For a Vertigo series, FABLES is remarkable for its restraint in this first issue. Willingham is more interested in getting as much of the backstory out of the way as possible, a goal achieved through an ingenious and hilarious scene in which Snow has to explain to Beauty and the Beast exactly why she can't help them out with their marital problems. It doesn't rely on the same sort of verbal shock tactics that other such books do - the "F" word, for instance, appears exactly once. Even the splash page (no pun intended) of the scene of the crime is tastefully done. Willingham also masterfully subverts our expectations for these characters and plays them against type: Snow White is a bit of bitch - no, make that a major bitch. Prince Charming is a womanizing freeloader; the Big Bad Wolf now heads up the Fabletown Security Office and looks for all the world like a beleaguered police detective; Rose Red has become the original party girl. In each instance, the characters act completely different from what we've always known about them, and yet Willingham's versions make perfect sense.

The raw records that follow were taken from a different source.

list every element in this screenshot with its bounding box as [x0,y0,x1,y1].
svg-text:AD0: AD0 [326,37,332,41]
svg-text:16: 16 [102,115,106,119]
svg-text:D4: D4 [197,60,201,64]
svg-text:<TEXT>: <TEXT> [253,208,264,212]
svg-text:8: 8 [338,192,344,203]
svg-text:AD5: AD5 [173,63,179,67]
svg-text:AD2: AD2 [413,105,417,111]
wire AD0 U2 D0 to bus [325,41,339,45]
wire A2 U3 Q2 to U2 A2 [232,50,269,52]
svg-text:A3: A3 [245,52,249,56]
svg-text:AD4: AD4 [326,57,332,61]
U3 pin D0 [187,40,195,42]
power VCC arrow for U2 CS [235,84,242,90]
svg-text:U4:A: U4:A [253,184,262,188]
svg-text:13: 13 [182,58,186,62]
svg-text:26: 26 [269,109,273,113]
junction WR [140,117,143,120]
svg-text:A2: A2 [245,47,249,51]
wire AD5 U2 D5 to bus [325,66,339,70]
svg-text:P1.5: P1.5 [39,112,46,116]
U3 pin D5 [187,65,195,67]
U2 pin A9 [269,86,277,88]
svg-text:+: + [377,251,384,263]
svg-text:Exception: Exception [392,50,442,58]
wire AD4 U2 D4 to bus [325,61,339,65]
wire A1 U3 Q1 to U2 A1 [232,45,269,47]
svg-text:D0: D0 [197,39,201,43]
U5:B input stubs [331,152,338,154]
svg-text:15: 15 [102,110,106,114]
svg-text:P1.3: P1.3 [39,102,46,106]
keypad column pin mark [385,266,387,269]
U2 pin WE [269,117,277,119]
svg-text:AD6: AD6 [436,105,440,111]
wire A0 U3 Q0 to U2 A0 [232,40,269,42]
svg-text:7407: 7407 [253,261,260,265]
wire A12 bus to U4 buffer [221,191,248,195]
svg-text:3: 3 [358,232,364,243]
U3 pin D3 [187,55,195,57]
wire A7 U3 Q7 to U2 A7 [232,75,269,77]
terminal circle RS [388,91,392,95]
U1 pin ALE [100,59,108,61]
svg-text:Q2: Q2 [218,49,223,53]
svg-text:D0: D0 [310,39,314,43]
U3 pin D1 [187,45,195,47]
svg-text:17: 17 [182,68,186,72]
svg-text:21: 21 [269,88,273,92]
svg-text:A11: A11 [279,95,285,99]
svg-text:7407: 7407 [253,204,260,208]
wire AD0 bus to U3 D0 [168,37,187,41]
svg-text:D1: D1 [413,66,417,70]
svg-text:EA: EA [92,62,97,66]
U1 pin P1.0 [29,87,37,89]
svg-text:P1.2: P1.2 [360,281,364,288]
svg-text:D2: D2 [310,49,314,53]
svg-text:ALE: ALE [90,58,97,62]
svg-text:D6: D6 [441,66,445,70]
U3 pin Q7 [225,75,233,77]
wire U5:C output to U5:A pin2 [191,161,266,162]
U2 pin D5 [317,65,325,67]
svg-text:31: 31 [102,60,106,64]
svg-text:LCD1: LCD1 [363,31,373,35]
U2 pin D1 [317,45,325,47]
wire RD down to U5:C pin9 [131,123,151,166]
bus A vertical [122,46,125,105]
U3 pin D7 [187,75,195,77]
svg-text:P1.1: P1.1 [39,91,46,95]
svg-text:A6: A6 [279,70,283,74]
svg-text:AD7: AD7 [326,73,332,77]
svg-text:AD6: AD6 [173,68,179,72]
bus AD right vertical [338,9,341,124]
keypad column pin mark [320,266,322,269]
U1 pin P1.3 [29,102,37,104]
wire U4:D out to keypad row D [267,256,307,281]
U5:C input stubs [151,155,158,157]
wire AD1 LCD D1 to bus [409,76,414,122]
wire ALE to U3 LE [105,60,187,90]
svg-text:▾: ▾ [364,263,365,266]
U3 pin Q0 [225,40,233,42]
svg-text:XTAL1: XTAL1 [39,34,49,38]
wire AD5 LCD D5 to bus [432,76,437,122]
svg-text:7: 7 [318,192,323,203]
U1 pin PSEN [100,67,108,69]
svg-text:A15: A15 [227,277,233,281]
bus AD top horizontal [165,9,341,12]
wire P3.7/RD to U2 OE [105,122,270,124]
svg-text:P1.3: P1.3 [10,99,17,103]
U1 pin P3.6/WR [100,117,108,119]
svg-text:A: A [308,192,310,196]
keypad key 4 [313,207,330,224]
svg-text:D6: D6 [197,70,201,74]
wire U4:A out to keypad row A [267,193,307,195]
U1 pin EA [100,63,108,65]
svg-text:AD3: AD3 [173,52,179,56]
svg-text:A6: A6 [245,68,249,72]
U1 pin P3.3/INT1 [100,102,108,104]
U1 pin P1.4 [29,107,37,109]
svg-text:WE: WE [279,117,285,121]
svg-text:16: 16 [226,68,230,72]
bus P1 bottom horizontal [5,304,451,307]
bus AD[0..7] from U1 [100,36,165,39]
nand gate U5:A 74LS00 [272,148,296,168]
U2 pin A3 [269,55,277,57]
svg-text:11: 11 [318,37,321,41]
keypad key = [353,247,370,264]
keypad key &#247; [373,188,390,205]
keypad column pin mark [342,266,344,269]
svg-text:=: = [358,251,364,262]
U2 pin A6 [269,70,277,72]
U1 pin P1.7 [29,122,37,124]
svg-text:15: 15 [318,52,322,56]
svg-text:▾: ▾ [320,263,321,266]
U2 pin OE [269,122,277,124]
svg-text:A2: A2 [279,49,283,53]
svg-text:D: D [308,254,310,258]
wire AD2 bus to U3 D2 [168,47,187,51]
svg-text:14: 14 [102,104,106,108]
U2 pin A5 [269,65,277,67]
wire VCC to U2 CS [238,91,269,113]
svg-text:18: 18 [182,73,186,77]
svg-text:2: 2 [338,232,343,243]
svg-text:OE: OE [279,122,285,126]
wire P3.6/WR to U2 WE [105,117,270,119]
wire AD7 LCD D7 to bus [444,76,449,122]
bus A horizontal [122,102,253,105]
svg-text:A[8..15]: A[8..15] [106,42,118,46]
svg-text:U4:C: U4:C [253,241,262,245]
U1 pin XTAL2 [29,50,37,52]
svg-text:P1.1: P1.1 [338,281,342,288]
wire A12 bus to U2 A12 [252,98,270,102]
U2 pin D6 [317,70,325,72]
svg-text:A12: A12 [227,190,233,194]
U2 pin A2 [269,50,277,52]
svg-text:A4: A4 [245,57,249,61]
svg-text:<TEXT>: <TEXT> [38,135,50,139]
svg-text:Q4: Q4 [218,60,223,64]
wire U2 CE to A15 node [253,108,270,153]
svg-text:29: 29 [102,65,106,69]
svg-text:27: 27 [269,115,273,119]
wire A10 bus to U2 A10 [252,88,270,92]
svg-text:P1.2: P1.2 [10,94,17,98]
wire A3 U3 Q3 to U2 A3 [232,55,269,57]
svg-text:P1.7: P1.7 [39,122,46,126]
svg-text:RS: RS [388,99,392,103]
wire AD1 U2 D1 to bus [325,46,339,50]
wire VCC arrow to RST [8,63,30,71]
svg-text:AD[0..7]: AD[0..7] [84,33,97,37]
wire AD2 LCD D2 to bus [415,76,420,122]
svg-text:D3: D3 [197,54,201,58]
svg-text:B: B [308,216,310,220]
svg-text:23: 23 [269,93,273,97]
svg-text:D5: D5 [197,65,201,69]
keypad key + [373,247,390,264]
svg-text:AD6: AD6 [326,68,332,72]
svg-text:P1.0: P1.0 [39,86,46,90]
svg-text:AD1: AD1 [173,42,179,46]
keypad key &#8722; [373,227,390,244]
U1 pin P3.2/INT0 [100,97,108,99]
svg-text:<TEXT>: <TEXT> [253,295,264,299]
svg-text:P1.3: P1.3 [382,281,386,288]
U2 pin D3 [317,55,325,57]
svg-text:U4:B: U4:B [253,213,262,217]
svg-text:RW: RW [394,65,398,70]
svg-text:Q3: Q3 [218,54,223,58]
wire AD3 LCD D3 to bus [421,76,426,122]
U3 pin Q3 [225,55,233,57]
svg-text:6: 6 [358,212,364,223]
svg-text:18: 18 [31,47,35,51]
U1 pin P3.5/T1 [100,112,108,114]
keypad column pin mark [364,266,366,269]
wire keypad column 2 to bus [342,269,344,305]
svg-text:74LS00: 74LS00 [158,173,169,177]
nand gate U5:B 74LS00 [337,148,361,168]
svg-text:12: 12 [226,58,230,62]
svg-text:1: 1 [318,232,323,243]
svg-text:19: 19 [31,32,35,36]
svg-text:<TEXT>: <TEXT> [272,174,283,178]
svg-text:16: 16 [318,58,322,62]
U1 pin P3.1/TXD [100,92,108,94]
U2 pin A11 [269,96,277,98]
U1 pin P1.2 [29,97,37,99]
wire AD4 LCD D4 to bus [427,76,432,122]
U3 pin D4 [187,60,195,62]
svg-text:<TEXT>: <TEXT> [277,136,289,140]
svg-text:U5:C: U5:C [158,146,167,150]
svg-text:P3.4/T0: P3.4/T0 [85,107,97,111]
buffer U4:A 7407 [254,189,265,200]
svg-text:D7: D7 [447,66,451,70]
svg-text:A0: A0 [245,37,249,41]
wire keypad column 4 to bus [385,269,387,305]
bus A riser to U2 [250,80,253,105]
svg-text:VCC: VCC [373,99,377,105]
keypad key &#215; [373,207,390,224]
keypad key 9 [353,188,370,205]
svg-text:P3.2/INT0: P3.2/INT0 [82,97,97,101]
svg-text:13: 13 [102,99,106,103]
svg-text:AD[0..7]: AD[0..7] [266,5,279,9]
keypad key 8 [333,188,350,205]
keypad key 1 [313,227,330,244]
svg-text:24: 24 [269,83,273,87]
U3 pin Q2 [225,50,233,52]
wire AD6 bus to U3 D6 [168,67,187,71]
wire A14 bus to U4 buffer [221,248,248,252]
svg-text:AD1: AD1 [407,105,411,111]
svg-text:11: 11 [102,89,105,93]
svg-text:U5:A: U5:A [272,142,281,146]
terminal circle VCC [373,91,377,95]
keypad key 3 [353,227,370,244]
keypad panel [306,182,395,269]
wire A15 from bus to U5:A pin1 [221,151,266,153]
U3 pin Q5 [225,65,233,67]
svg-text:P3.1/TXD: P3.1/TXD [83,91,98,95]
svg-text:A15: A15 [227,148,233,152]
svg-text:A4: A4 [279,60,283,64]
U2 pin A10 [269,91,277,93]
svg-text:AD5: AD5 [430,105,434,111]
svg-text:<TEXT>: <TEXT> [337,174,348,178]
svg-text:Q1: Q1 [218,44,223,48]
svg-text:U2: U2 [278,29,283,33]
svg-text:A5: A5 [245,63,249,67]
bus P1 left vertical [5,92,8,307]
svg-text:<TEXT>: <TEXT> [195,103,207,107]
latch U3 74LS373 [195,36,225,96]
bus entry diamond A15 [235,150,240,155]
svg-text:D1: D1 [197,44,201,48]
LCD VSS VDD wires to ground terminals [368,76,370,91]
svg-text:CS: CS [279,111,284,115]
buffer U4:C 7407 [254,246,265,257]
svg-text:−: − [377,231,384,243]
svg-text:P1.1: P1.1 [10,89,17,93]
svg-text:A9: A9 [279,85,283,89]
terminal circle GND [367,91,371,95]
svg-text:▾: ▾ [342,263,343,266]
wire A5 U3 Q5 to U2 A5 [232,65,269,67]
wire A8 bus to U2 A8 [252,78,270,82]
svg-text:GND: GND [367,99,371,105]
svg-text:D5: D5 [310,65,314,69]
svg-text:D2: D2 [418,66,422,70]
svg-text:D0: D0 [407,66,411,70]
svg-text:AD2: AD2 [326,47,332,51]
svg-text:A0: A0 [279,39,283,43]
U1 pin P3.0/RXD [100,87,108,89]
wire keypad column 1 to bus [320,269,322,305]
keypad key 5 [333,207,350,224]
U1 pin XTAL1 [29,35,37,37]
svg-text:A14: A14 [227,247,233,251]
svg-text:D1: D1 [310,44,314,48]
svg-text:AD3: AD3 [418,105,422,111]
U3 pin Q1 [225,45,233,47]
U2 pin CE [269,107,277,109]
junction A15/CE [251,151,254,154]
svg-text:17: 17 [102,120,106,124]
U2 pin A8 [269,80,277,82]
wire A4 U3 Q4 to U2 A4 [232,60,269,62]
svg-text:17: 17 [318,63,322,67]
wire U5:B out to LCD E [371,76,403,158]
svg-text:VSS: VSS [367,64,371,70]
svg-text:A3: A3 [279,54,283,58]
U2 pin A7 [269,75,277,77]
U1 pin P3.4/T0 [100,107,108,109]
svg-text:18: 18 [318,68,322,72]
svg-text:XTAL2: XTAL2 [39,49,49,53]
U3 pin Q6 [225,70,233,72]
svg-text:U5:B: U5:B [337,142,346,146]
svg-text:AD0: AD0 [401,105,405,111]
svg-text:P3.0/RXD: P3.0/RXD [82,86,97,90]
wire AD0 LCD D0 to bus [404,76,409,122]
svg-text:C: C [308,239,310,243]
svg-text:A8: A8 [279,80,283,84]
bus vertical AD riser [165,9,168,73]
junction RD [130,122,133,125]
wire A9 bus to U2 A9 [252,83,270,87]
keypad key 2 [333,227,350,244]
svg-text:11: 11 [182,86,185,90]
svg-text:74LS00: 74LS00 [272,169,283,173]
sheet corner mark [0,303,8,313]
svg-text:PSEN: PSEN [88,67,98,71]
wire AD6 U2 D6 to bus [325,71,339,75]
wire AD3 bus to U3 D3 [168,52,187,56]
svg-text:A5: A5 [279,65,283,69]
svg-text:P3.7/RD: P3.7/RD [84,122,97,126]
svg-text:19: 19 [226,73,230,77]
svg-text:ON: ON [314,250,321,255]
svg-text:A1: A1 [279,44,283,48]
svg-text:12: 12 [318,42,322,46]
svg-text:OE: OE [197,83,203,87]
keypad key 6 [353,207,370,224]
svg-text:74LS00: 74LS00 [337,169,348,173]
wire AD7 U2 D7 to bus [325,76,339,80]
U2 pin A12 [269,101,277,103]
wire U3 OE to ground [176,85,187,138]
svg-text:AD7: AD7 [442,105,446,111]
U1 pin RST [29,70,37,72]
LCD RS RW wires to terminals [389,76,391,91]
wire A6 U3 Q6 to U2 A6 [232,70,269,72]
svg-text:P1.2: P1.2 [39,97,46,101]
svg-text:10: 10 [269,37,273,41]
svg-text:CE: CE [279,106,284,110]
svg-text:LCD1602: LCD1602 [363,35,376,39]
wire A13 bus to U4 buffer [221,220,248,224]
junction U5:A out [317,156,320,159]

I have only one gripe with this title, and that's with Lan Medina and Steve Leialoha's artwork. It's not that the artwork is bad - far from it. The artists provide some of the most clean and simple images that a Vertigo series has ever seen. Perhaps that's the problem - it's almost too clean and simple. Snow White, Beauty, and Prince Charming look more like types from an early '70s romance comic without a great deal to distinguish them from anyone else. The most impressive backgrounds in the book are the ones which allow the artists to let themselves go with the detail work - Snow White's office and the aforementioned splatterfest that is Rose Red's apartment - but they're not given nearly enough opportunity. Of course, with a premise like this, it could've been all too easy to choose an artistic team that would've provided over-the-top artwork, which would completely spoil the book rather than creating such minor flaws. Let's put it this way: if this is the only problem this book will ever have, it's one we can easily live with. The story Willingham has set up is instantly compelling, more than enough to make us come back each month to see if the characters ever do make it to "happy ever after."